Let me know what you think!

codingdave 2 days ago

> The LLM will suggest changes (design, architecture, functionality, ...) to your code, but will roughly use your pseudo code style.

So it will change your architecture, but keep your line-by-line logic? Is this like a self-driving car that takes you to the wrong destination, but accurately follows traffic laws on the way?

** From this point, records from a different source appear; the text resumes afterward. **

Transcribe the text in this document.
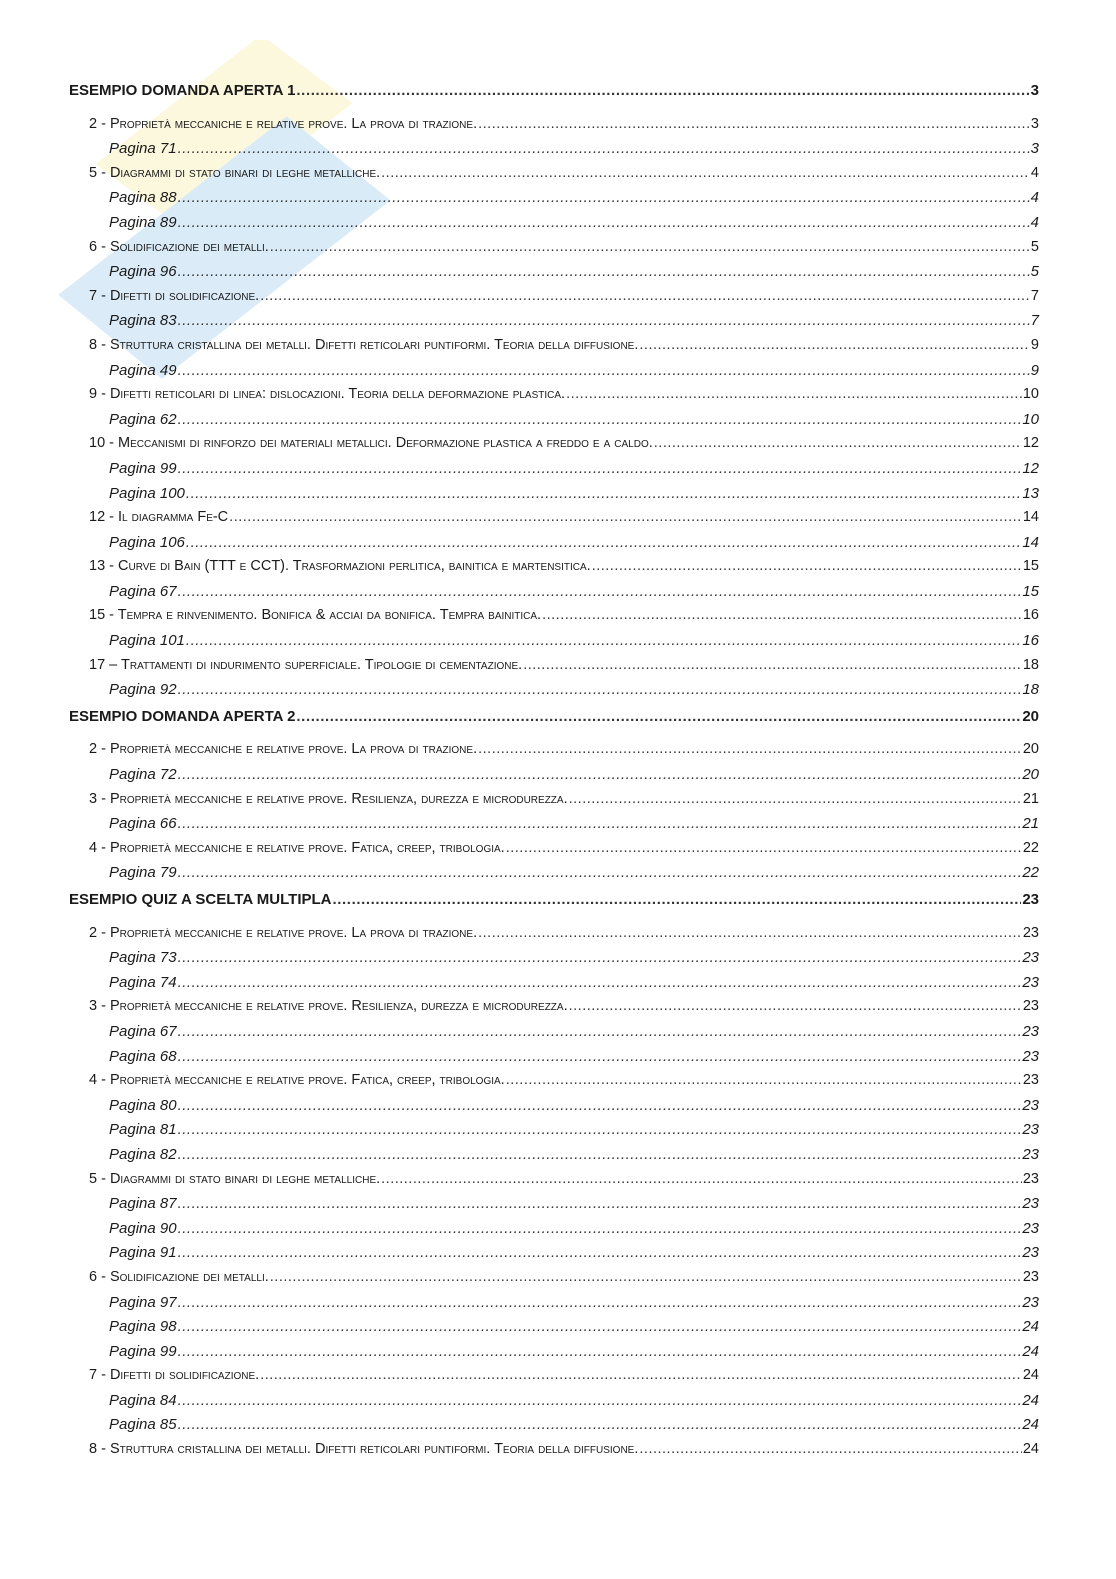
ESEMPIO DOMANDA APERTA 1 .....	3
2 - Proprietà meccaniche e relative prove. La prova di trazione. .....	3
Pagina 71 .....	3
5 - Diagrammi di stato binari di leghe metalliche. .....	4
Pagina 88 .....	4
Pagina 89 .....	4
6 - Solidificazione dei metalli. .....	5
Pagina 96 .....	5
7 - Difetti di solidificazione. .....	7
Pagina 83 .....	7
8 - Struttura cristallina dei metalli. Difetti reticolari puntiformi. Teoria della diffusione. .....	9
Pagina 49 .....	9
9 - Difetti reticolari di linea: dislocazioni. Teoria della deformazione plastica. .....	10
Pagina 62 .....	10
10 - Meccanismi di rinforzo dei materiali metallici. Deformazione plastica a freddo e a caldo. .....	12
Pagina 99 .....	12
Pagina 100 .....	13
12 - Il diagramma Fe-C .....	14
Pagina 106 .....	14
13 - Curve di Bain (TTT e CCT). Trasformazioni perlitica, bainitica e martensitica. .....	15
Pagina 67 .....	15
15 - Tempra e rinvenimento. Bonifica & acciai da bonifica. Tempra bainitica. .....	16
Pagina 101 .....	16
17 – Trattamenti di indurimento superficiale. Tipologie di cementazione. .....	18
Pagina 92 .....	18
ESEMPIO DOMANDA APERTA 2 .....	20
2 - Proprietà meccaniche e relative prove. La prova di trazione. .....	20
Pagina 72 .....	20
3 - Proprietà meccaniche e relative prove. Resilienza, durezza e microdurezza. .....	21
Pagina 66 .....	21
4 - Proprietà meccaniche e relative prove. Fatica, creep, tribologia. .....	22
Pagina 79 .....	22
ESEMPIO QUIZ A SCELTA MULTIPLA .....	23
2 - Proprietà meccaniche e relative prove. La prova di trazione. .....	23
Pagina 73 .....	23
Pagina 74 .....	23
3 - Proprietà meccaniche e relative prove. Resilienza, durezza e microdurezza. .....	23
Pagina 67 .....	23
Pagina 68 .....	23
4 - Proprietà meccaniche e relative prove. Fatica, creep, tribologia. .....	23
Pagina 80 .....	23
Pagina 81 .....	23
Pagina 82 .....	23
5 - Diagrammi di stato binari di leghe metalliche. .....	23
Pagina 87 .....	23
Pagina 90 .....	23
Pagina 91 .....	23
6 - Solidificazione dei metalli. .....	23
Pagina 97 .....	23
Pagina 98 .....	24
Pagina 99 .....	24
7 - Difetti di solidificazione. .....	24
Pagina 84 .....	24
Pagina 85 .....	24
8 - Struttura cristallina dei metalli. Difetti reticolari puntiformi. Teoria della diffusione. .....	24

Give me the opposite - something that builds exactly what I designed, but has the freedom to get there in better ways than I suggest.

Kai202111 2 days ago

It won't keep the logic. It is encouraged to change the line-by-line as well as the overall logic!

EmptyDrum 3 days ago

Btw, I got inspired by this: https://www.williamjbowman.com/blog/2026/03/05/against-vibes...

Really useful read!

lazypl82 3 days ago

Great point on the flow state with pseudo code. The gap I keep running into is what comes after – once the translated code ships to production, knowing quickly whether it actually behaves as intended is still mostly manual. Curious if others have thoughts on that part of the loop.

EmptyDrum 3 days ago

I feel like that this is fundamentally impossible to solve for. Approximately the effort = planning + checking correctness seems to be constant.

raw_anon_1111 3 days ago

Why would that be any more manual than it has been before? You still write or have Claude to write unit and integration tests thst you review

muzani 2 days ago

LLMs work perfectly well without a pseudocode skill. It natively understands pseudocode just as well as it understands Indonesian.

EmptyDrum 2 days ago

That's not the point of the skill.

stbtrax 3 days ago

feedback: your psuedo code example is just product requirements and not actual psuedo code. and I think if you wrote psuedo code it would just work as is without a skill

EmptyDrum 3 days ago

True (will fix) - but then still, Claude will still not change my pseudo code, but directly translate. I liked that part particularly.

EmptyDrum 3 days ago
jseabra 3 days ago

[flagged]

EmptyDrum 2 days ago

I agree - in the end we have some fuzzy turing machine when writing in pseudo code. I think it is inherently hard to get this right. I also think that these decisions about control flow etc should stay with the developer given I find it very rewarding and LLMs are not very good at it yet (even though they have promised us the improvements for the past 5 years lol).